Parlamento obstrucionista

Es indudable la difícil, compleja y complicada situación económica actual. Los revolucionarios y revolucionarias tenemos el convencimiento de que la misma se debe a la guerra económica en primer lugar, a la caída de los precios del petróleo en segundo lugar y a debilidades nuestras en tercer lugar. Quienes no comulgan con la revolución pueden invertir este orden y hasta minimizar el impacto del decrecimiento del mercado mundial de crudo; pero sea como fuere que se perciba las causales del momento, todos debiéramos asumir, coincidir y actuar en consecuencia con esta situación país.

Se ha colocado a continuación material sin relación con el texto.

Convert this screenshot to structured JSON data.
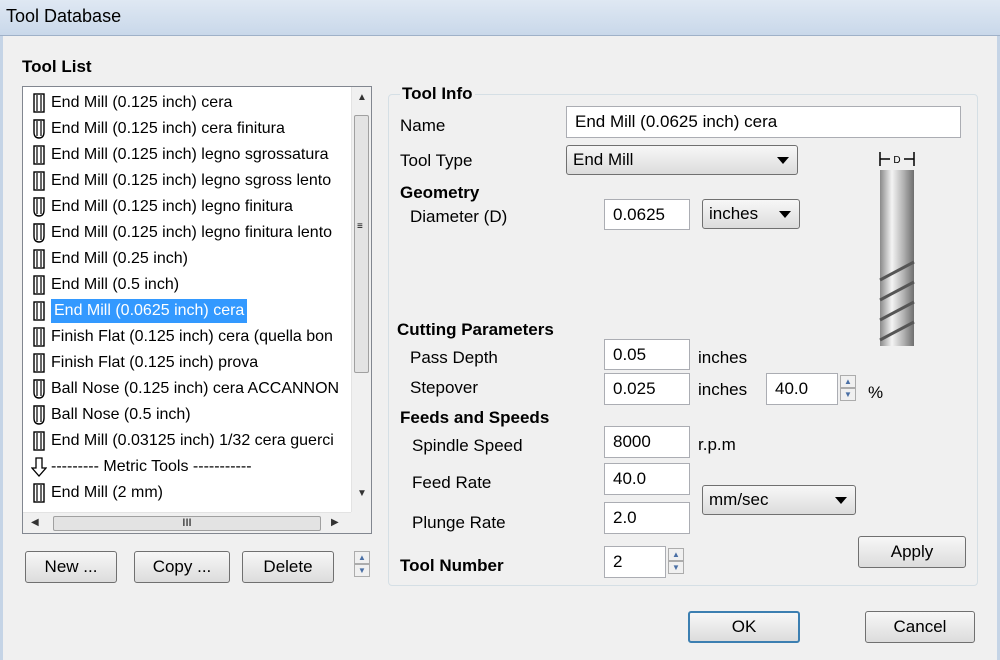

La derecha venezolana ha decidido seguir el camino de la obstrucción y el complot golpista para derrocar al presidente Maduro, con un razonamiento similar al que sufrió el pueblo libio antes del derrocamiento y asesinato de Gadafi. Lamentablemente el resultado de esta y otras aventuras traen con el cambio del gobierno la destrucción del estado y el desmembramiento de naciones.

¿Cuál debiera ser el comportamiento de un parlamento nacionalista? Mantener sus diferencias y sumarse al esfuerzo nacional para sacar el país adelante en medio de la gravedad de la situación. Han preferido mantener la maniobra de la ruta corta y conspirativa.

Ya en una oportunidad derrocaron al presidente y no duraron 48 horas en el poder, si reeditan el golpe o algunas de sus variantes la respuesta popular será demoledora. ¿Cómo es que no pueden ver algo tan evidente? Por ello la opción trascendente para esta derecha es cualquiera, menos la que están transitando.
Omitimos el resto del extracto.